Page 49 of Sorry I Missed You


Font Size:  

19

Rebecca

Holborn tube was closed due to overcrowding and so when I saw a number 168 bus trundling up Kingsway, I jumped on it without hesitation. It was raining, so I’d rather be on a rammed bus than waiting in the cold and wet, even it was travelling agonisingly slowly.

I found a window seat on the top deck and got out my phone, flicking through it absent-mindedly. The bus juddered on, stopping and starting, stopping and starting. I smeared my hand across the fogged-up window so I could see out. It was tipping it down now, puddles already forming in the dips in the roads, car wheels churning up water, commuters dashing across the road, headlights flaring. I rested my head against the window, watching sparkling raindrops run down the pane.

We pulled into the concrete plaza otherwise known as Euston Station, which looked bleaker than ever tonight. When I looked down, there was a sea of umbrellas bobbing about on the pavement. The driver made an announcement that there were seats free upstairs, which meant that downstairs it was heaving. Sure enough, up piled about thirty soaking-wet passengers, the largest of whom – a six-foot-something guy in an enormous puffa jacket – threw himself down next to me, almost bouncing me off my seat. His drenched sleeve pressed against my elbow and I shimmied as far as I could to the right, attempting to get away from his soggy, quilted polyester, but to no avail.

Since the journey was already pretty unpleasant, for some bizarre reason I thought I’d add insult to injury by looking back at my last few message exchanges with Dan. It had been over a year now since he’d moved out, but I hadn’t forgotten anything about the moment it happened. It kept playing over and over again in my mind. I wanted to learn from it or, more precisely, make sure it never happened again.

I’d been home from work nearly an hour that evening in December and had been in the kitchen when he arrived home. He’d texted to say he was running late, and so I’d lit a candle, opened a bottle of wine and had laid out two glasses on the coffee table in the lounge. He could get tetchy after a long day in the office, a City job that made him quite a lot of money but not one of those massive six-figure sums you read about. He drove a BMW and he wore nice suits and he’d treated me to a couple of city breaks. Rome had been lovely, and Seville the summer before. He was – in some ways – a proper grown-up; a ‘real man’ as my Aunty Carol had once described him. As opposed to what, I’d always been tempted to ask her?

He’d let himself through the door, looking paler than usual, his face all drawn, and I’d thought it must just be because he was exhausted. He kissed me like he always did and I pulled him close to me.

‘Everything OK?’ I asked, looking into his eyes.

He nodded, shifting his gaze to the chopping board.

‘Homemade moussaka and salad,’ I said, waving my hand at the aubergines on the chopping board. I was making an effort to cook more and was starting to quite enjoy it. ‘There’s wine open in the lounge. Looks like you could do with a glass.’

‘Can we talk, Becs?’ he said.

I picked up a tea towel to wipe my hands.

‘Sure,’ I said. ‘But then I need to get the cheese sauce on.’

He took my hand and led me into the lounge, kicking off his shoes. His coat was still on, which seemed odd, as though he wasn’t planning to stay.

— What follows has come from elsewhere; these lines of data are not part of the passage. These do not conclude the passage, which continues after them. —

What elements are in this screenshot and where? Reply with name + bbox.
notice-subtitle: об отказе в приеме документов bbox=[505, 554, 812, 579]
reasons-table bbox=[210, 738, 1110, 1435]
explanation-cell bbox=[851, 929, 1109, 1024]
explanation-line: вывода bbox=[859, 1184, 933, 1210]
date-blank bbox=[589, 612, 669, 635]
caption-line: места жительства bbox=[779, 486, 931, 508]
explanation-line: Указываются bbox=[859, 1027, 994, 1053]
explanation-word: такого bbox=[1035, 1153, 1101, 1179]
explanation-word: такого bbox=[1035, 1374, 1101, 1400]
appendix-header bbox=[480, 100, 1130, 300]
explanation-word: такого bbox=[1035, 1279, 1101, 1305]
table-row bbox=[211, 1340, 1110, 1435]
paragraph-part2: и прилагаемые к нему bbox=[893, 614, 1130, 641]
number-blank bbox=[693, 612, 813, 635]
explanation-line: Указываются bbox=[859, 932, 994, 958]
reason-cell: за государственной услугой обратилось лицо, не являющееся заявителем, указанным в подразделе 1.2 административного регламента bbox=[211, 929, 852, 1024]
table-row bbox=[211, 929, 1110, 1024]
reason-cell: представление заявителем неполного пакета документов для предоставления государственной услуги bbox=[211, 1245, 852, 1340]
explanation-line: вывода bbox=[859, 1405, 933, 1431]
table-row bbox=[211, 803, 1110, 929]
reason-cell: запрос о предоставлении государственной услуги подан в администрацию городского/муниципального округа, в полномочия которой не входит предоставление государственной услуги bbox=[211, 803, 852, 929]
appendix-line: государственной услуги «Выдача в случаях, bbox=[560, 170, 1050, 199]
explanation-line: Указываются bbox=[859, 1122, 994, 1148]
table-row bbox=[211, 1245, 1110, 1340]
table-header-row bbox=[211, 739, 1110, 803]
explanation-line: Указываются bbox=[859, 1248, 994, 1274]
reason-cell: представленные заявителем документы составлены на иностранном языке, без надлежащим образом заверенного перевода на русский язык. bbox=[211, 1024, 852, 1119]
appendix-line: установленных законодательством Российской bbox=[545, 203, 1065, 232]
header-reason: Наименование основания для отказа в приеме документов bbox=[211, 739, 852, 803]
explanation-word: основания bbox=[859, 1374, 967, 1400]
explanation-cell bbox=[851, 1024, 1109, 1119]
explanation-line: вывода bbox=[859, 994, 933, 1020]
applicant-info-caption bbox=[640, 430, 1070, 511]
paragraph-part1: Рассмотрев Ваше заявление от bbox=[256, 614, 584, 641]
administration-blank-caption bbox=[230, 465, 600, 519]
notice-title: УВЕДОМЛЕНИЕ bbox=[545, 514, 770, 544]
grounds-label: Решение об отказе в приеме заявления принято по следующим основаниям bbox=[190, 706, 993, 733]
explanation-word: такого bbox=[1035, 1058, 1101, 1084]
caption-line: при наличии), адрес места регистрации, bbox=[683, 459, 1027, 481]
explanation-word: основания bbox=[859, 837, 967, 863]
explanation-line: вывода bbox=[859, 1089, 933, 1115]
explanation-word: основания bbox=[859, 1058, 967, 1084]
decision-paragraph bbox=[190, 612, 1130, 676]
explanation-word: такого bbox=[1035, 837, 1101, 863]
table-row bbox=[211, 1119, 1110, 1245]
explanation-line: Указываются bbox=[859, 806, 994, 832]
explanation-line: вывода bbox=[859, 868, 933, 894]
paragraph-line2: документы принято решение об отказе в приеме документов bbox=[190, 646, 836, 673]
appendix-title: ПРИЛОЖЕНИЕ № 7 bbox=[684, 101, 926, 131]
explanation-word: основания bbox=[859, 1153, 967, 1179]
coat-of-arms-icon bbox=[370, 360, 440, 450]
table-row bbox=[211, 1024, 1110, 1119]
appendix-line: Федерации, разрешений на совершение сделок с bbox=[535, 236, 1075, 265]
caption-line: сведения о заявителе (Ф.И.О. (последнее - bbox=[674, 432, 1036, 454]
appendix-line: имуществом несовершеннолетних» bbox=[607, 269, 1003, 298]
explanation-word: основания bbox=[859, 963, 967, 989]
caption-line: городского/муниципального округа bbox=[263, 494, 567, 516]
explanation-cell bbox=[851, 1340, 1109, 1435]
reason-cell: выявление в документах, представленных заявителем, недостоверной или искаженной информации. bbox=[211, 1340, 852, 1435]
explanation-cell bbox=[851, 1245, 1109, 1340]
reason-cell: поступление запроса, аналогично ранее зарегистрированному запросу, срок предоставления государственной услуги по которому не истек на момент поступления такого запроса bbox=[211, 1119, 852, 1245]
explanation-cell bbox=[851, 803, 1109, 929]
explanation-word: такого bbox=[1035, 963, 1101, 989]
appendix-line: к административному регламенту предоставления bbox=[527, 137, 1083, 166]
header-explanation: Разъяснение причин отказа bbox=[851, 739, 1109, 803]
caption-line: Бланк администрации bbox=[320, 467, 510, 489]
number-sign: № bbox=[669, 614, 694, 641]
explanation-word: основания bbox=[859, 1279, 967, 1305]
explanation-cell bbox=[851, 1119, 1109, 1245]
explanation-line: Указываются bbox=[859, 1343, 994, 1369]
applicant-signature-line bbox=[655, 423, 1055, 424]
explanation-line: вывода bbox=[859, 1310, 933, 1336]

We sat on the sofa and I started to feel a bit sick. I got the overwhelming sense that whatever he was about to say, it wasn’t going to be good. He kept hold of my hand and put it on his knee, placing both of his hands over it. Was it something to do with work? Had he been fired? Made redundant? He’d said they were having to get rid of people. Whatever it was, we’d cope. I could cover the rent for a bit, just about, he didn’t need to be worried about telling me.

‘What is it?’ I asked him gently.

He hung his head. ‘I don’t know how to say this.’

‘Tell me.’

He pulled his hands away, raking them through his hair. ‘You know Karen?’

‘Yes.’

Karen was his new-ish work colleague. They’d clashed at first, but then they’d had a couple of work nights out and he’d said she wasn’t as bad as he’d first thought. I’d met her myself – once when I popped into the office to drop off some papers we needed to sign to secure the flat and once at somebody’s birthday drinks. She was Australian – sporty-looking, confident. I’d warmed to her immediately.

‘What about her?’ I asked him.

A light popped on in the apartment opposite. The guy who lived there had just got in from work. I watched him take his jacket off, turn on the TV.

‘I’ve been talking to her a bit recently,’ said Dan.

I laughed, I didn’t know why. Nerves, I supposed.

‘We’ve been going out for lunch a bit. Spending some time together.’

I poured us both a glass of wine, noticing how my hand was shaking so much I slopped it over the side. ‘And?’

He groaned. ‘I feel so fucking bad about all of this, Becs, honestly I do.’

I looked up at the ceiling, willing myself not to cry because I knew what was coming, of course I did. ‘Bad about what, Dan?’